- Bernard Bernstein: Tell me, how do you celebrate Brotherhood Week?
- Archie Bunker: Well, bein' an only child, I never do.
- Edith Bunker: [Mr Bernstein is leaving suddenly, to see if he can fix his invention before Archie invests in it] Well, maybe he'd like to have a little dinner first.
- Archie Bunker: Oh, no, he's gotta fix it, he don't need no dinner.
- Edith Bunker: Everybody needs dinner.
- Archie Bunker: No, these people don't need to eat.
- Edith Bunker: Oh, Archie.
- Archie Bunker: It is true, Edith. They even made a holiday out of it. They starve themselves a whole day, then they fill up on young kippers.
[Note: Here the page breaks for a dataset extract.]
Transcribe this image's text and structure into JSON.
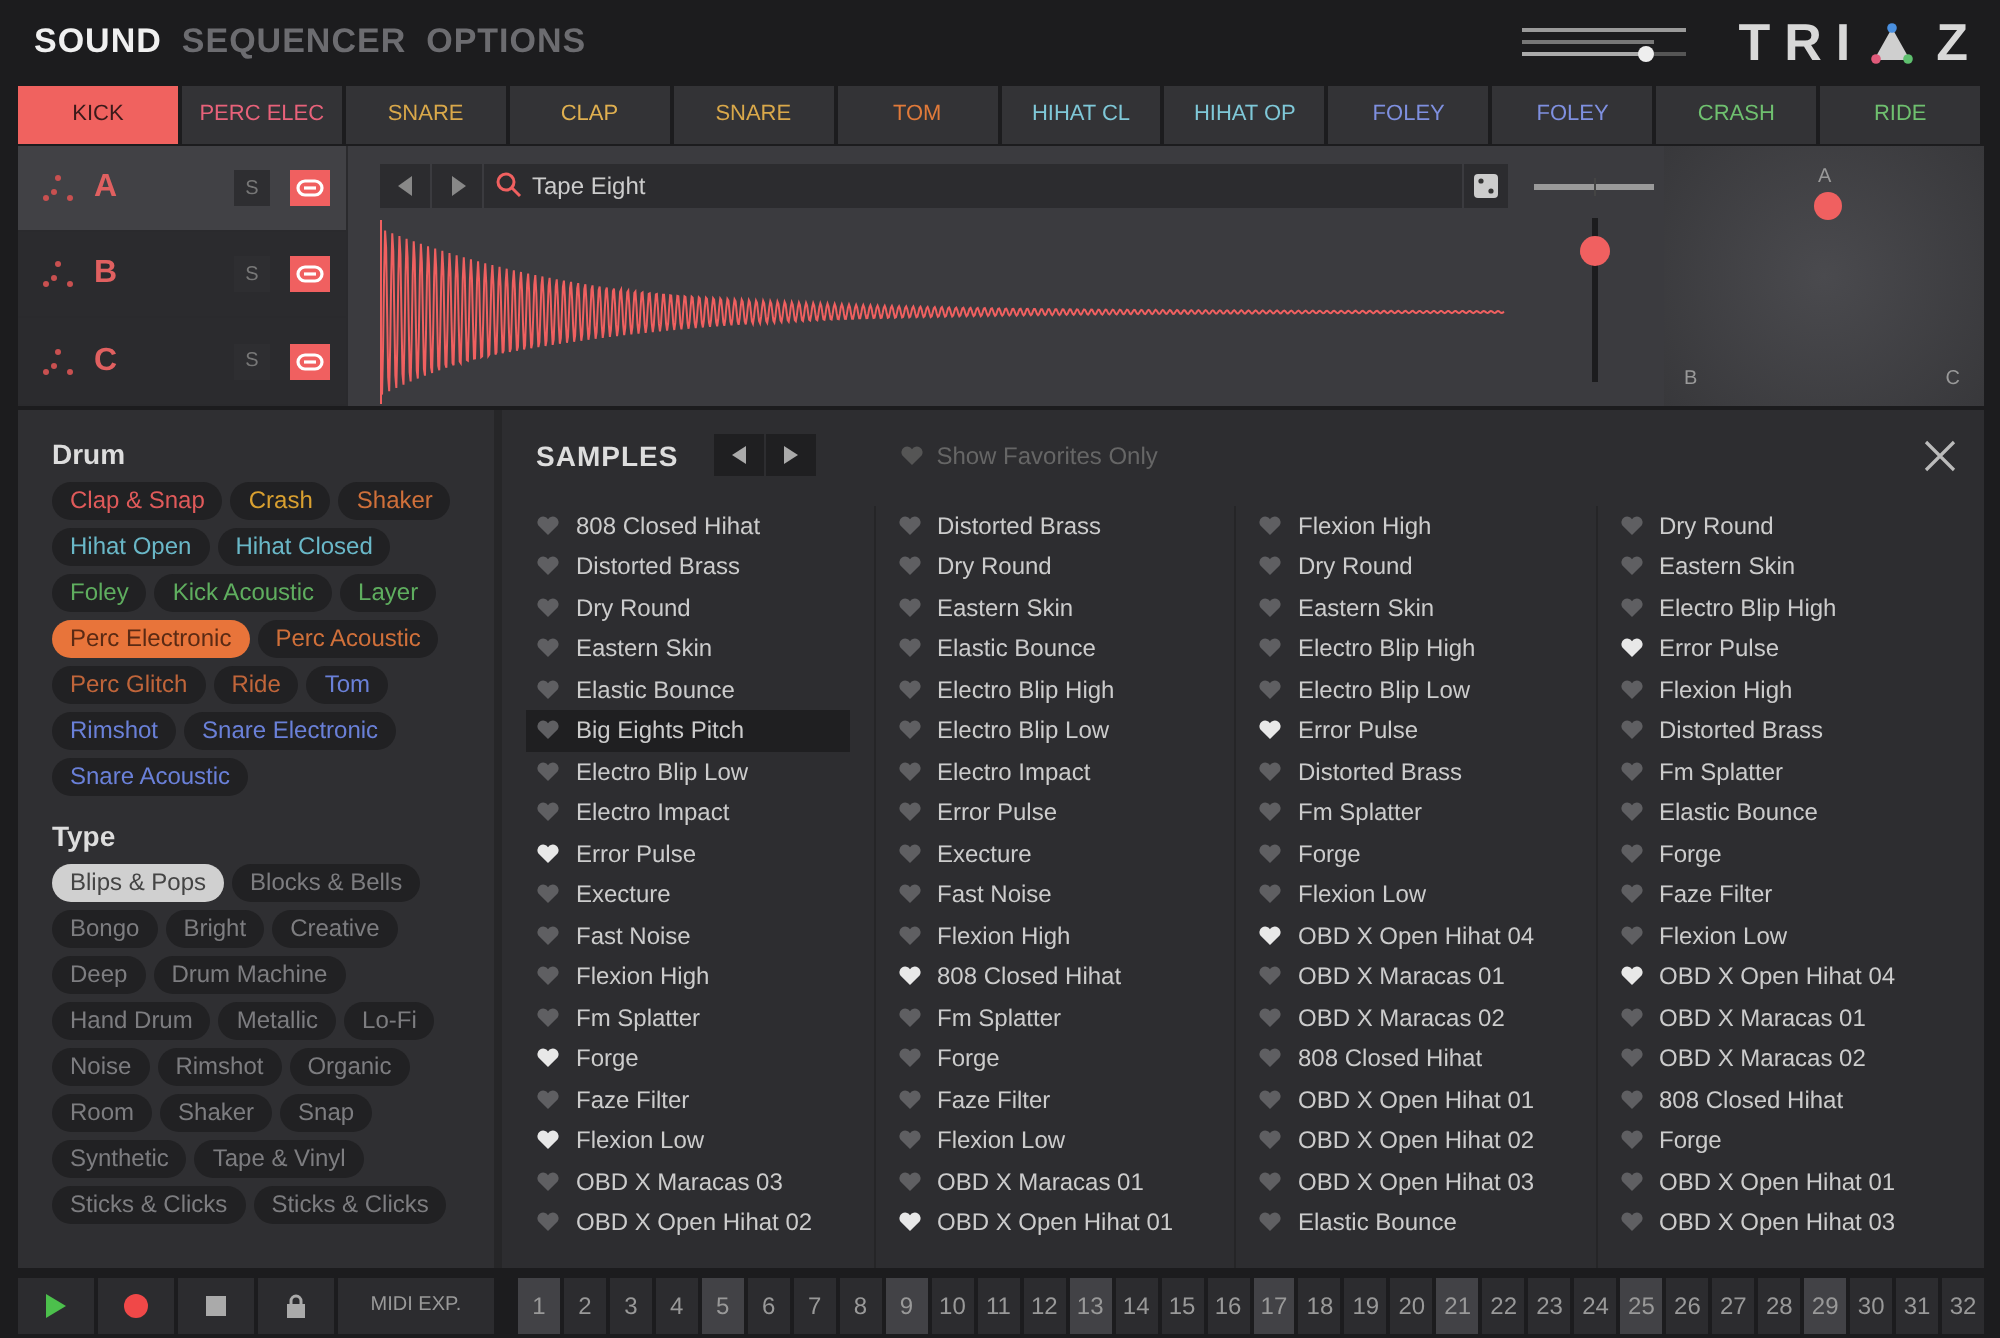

- Bernard Bernstein: Listen, Bunker, let's face it. It's possible that people like you and me were never meant to be rich.
- Archie Bunker: Oh, never say that.
- Bernard Bernstein: Why the hell not? It's true. Like my Tante Malka used to say, there are two kinds of losers: schlemiels and schlimazels. A schlemiel goes through life spilling soup. And a schlimazel's the guy he spills it on.
- Archie Bunker: [Bernard Bernstein visits to discuss Archie's investment in his invention, though Edith has serious reservations] That's Bernstein. I'll get the door. Will you take the sour look off your face? You remind me of your mother.
- Archie Bunker: [he opens the door] Hi-ya there, partner, come on in, come on in, Bernstein, come on in the house here, and welcome to our home. And as youse people say, Sh-boom.
- Bernard Bernstein: [Bernstein decides not to make a point of Archie's ignorance] And Sh-boom to you, Bunker. And to you, Mrs Bunker, Shalom.
- Edith Bunker: Shalom, Mr Bernstein.